L’Agenzia europea delle sostanze chimiche (ECHA) si appresta ad essere completamente rinnovata, sulla base dell’accordo preliminare raggiunto lo scorso 30 giugno tra il Consiglio e il Parlamento europei (link). L’obiettivo finale è rendere ECHA in grado di rispondere con maggiore efficienza al numero crescente di compiti, grazie alla creazione di un nuovo quadro legale unificato in cui inquadrare tutte le funzioni e attività dell’Agenzia.
Funzioni che si sono progressivamente espanse negli anni, a partire dalla fondazione di ECHA nel 2007. L’Agenzia europea delle sostanze chimiche era stata inizialmente creata quale organismo responsabile per l’implementazione del regolamento Reach sulla registrazione, valutazione, autorizzazione e limitazione delle sostanze chimiche. Alle valutazioni di rischio e alle opinioni tecnico-scientifiche prodotte a tale riguardo dai comitati scientifici di ECHA si sono aggiunte nel tempo anche nuove responsabilità a livello della sicurezza dei prodotti e delle politiche ambientali, tra cui, ad esempio, l’emissione di opinioni scientifiche sulle limitazioni all’uso di microplastiche e PFAS. L’accordo dovrà ora venire formalmente adottato da Consiglio e Parlamento UE ed essere pubblicato sulla Gazzetta ufficiale dell’Unione prima dell’entrata in vigore.
Il nuovo mandato di ECHA
L’accordo preliminare siglato da Consiglio e Parlamento UE prevede di giungere a un unico regolamento che disciplini tutti i compiti estesi e le responsabilità di ECHA, separando così l’Agenzia dal regolamento Reach che ne aveva sancito l’istituzione. In questo modo, la base legale in cui opera ECHA sarà più chiara e permetterà una migliore governance dell’Agenzia, con definizione dei diversi compiti specifici che le sono stati assegnati dalle diverse normative. Gli Stati membri e il Parlamento potranno richiedere opinioni scientifiche a ECHA, previa consultazione con la Commissione europea.

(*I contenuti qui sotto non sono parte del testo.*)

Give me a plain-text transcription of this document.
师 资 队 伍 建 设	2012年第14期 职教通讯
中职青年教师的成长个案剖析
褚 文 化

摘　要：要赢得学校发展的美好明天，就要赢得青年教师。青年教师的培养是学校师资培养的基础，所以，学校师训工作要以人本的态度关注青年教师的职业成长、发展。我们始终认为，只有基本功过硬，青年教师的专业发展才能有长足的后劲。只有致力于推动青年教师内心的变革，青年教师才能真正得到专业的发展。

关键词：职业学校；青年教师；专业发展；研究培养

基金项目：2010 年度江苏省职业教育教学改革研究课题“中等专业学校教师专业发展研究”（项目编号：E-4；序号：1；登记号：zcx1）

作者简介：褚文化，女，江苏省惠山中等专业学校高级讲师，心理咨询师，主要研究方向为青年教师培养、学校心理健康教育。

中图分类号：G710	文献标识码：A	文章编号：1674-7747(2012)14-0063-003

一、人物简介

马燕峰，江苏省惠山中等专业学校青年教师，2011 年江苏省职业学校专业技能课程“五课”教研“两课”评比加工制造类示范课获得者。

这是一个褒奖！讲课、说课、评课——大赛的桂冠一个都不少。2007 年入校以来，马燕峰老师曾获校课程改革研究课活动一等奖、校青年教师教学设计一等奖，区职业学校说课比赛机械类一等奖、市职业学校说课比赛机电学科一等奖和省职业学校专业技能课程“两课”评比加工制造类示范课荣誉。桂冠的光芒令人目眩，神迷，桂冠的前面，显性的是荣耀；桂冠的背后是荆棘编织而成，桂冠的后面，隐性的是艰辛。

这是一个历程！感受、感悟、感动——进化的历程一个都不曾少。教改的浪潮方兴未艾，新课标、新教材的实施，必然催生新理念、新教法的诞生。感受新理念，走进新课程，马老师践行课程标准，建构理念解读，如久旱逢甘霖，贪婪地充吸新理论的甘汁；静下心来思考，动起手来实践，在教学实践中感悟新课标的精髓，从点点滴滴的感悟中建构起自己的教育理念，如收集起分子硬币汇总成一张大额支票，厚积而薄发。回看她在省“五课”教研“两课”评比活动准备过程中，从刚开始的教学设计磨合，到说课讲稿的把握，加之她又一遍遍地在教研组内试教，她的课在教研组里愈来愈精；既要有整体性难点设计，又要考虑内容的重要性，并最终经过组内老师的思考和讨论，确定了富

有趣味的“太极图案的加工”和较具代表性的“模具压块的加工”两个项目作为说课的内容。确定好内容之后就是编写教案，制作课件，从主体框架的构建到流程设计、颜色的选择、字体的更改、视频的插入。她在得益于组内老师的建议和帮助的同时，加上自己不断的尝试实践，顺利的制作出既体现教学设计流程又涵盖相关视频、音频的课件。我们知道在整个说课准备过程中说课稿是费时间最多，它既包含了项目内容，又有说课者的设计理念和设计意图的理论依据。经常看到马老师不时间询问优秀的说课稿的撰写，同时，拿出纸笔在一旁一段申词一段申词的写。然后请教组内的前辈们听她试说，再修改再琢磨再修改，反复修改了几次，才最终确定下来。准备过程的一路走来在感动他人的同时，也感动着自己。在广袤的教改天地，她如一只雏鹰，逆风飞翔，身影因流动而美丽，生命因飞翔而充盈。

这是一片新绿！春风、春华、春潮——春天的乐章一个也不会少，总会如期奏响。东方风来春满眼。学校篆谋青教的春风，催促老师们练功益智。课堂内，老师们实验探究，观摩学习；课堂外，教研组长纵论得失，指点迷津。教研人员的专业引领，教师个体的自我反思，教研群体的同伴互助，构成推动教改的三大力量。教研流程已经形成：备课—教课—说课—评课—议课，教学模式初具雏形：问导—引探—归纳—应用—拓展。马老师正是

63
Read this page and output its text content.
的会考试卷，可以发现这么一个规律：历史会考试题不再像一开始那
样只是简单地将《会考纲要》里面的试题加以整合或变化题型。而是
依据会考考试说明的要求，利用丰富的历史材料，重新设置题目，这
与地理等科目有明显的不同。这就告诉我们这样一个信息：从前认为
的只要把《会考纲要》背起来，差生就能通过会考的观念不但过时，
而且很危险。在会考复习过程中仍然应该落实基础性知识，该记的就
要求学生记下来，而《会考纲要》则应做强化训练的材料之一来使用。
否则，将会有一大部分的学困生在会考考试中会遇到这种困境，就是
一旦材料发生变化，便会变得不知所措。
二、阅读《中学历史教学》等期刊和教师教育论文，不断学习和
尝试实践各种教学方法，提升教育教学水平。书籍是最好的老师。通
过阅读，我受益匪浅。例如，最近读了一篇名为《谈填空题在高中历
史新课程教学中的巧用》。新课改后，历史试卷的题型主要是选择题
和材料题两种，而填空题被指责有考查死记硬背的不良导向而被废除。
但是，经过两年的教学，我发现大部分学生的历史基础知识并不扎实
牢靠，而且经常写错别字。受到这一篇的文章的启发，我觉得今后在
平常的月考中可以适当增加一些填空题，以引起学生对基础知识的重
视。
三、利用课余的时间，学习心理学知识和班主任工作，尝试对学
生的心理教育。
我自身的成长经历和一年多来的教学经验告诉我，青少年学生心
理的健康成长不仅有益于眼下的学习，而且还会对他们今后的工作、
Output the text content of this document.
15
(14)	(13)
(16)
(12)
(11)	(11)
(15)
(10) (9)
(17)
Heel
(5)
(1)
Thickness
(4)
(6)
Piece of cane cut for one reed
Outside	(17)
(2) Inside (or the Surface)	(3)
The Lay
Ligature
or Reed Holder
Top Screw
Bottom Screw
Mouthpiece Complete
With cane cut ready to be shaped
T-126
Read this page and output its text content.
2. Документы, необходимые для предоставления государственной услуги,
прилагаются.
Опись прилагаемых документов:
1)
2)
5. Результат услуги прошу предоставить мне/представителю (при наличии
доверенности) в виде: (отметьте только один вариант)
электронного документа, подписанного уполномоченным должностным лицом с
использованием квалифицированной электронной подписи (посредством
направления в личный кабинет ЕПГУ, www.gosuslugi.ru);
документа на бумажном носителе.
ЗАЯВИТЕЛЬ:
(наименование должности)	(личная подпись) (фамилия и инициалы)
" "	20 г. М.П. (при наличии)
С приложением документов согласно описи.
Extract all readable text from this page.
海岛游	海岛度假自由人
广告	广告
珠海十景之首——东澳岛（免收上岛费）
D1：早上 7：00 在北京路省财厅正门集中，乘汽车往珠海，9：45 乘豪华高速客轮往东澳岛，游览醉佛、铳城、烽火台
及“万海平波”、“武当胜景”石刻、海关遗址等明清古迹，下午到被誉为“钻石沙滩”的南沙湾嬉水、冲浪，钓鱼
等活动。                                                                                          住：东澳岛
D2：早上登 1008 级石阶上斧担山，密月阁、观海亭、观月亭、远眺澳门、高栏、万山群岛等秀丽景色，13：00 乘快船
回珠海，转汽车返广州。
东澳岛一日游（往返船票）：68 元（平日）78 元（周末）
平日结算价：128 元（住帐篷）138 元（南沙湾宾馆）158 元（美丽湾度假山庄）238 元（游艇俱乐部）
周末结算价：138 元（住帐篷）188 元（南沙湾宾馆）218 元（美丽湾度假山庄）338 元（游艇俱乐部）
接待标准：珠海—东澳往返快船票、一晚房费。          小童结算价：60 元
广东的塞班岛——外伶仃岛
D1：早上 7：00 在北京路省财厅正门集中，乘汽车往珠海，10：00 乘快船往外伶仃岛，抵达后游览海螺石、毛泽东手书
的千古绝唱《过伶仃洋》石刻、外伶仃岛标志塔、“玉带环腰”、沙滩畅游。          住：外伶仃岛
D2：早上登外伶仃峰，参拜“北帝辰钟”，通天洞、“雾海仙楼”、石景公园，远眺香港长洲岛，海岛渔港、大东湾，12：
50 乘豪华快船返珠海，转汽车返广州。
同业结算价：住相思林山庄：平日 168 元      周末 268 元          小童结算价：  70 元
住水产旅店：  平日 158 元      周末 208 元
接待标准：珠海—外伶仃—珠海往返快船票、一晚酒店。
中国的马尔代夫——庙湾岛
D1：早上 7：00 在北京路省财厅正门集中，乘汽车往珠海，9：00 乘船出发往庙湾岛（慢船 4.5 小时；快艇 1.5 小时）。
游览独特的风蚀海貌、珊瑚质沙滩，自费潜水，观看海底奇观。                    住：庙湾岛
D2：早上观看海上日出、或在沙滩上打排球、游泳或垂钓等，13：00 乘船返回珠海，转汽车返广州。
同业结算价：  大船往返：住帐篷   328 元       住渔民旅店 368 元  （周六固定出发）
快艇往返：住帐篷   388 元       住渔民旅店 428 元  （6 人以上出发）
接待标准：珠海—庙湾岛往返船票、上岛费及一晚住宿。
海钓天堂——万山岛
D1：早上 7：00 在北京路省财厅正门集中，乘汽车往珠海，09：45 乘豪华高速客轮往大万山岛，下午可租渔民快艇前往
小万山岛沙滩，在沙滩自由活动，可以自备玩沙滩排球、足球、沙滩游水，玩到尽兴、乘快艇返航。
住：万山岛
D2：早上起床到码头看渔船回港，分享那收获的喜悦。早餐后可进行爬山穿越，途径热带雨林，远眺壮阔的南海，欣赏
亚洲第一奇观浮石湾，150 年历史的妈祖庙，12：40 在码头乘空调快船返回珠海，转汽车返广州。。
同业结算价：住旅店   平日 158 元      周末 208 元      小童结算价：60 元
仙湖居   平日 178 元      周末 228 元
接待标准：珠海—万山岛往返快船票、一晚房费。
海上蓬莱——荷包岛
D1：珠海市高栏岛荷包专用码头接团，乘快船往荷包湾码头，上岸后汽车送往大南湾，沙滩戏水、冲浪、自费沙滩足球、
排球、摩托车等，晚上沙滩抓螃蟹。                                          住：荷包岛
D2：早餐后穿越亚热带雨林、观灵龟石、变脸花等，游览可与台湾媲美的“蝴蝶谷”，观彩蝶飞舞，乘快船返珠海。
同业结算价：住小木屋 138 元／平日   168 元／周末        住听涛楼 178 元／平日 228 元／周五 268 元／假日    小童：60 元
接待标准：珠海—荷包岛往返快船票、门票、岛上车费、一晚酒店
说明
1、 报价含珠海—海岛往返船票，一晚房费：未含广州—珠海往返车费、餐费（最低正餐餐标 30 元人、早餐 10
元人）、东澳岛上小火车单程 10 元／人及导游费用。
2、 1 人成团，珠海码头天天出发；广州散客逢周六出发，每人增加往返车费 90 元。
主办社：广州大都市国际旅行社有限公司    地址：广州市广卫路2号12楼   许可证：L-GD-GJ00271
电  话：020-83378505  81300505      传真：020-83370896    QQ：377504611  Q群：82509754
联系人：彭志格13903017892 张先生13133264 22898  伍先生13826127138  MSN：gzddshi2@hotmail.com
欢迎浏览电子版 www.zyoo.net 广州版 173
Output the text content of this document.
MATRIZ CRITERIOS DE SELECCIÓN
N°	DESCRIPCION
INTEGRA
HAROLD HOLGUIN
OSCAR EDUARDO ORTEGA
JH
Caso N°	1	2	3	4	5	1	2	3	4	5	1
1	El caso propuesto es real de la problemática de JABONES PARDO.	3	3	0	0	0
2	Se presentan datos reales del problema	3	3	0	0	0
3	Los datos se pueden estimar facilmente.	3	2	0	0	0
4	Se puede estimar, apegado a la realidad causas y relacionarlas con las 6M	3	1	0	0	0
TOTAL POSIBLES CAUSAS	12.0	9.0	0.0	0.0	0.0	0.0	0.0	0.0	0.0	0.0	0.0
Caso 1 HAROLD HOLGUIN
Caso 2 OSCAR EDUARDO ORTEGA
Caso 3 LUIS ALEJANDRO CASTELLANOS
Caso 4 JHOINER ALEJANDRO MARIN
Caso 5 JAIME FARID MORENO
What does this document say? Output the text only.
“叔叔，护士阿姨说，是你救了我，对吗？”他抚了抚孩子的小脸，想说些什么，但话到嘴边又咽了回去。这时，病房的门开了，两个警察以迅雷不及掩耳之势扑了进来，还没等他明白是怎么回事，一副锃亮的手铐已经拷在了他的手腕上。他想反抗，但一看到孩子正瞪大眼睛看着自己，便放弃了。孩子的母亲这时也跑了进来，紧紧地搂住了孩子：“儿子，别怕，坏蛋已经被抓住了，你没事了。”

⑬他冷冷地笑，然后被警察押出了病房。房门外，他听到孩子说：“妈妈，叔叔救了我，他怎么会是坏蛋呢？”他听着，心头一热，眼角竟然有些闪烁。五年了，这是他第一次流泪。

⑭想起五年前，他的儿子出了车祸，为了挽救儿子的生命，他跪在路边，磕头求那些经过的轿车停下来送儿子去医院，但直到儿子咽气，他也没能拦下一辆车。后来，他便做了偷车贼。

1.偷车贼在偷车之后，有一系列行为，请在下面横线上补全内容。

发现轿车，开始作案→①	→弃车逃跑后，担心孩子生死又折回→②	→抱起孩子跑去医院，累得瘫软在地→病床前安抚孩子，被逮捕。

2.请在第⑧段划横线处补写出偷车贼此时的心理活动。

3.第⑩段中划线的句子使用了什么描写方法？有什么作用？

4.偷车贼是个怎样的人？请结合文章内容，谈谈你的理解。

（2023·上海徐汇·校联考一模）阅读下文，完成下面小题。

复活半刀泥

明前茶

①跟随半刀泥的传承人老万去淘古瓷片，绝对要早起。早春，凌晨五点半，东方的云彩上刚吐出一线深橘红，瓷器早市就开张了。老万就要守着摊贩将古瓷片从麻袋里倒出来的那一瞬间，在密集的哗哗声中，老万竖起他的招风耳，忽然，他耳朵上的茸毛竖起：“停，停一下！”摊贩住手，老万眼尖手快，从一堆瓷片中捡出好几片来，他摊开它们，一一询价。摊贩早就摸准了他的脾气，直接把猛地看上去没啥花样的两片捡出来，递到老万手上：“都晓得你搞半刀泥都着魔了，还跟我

È prevista anche la nomina di nuovi esperti da parte degli Stati membri per rafforzare la capacità dei comitati di valutazione del rischio e analisi socio-economica di ECHA. Anche il budget verrà unificato, dai precedenti tre. Sono state rafforzate anche le disposizioni sulla gestione dei conflitti d’interesse, per garantire l’indipendenza e la credibilità dell’operato dell’Agenzia.
L’accordo prevede che ECHA possa avere maggiore flessibilità nell’allocazione indipendente delle risorse per meglio adattarsi all’evolvere dei carichi di lavoro. È anche previsto un fondo di riserva pari al massimo al 10% delle tariffe incassate dall’Agenzia per far fronte alla fluttuazione delle stesse. L’importo esatto di tale riserva potrà essere aumentato o diminuito dalla Commissione entro in range prefissato, sulla base degli effettivi bisogni finanziari.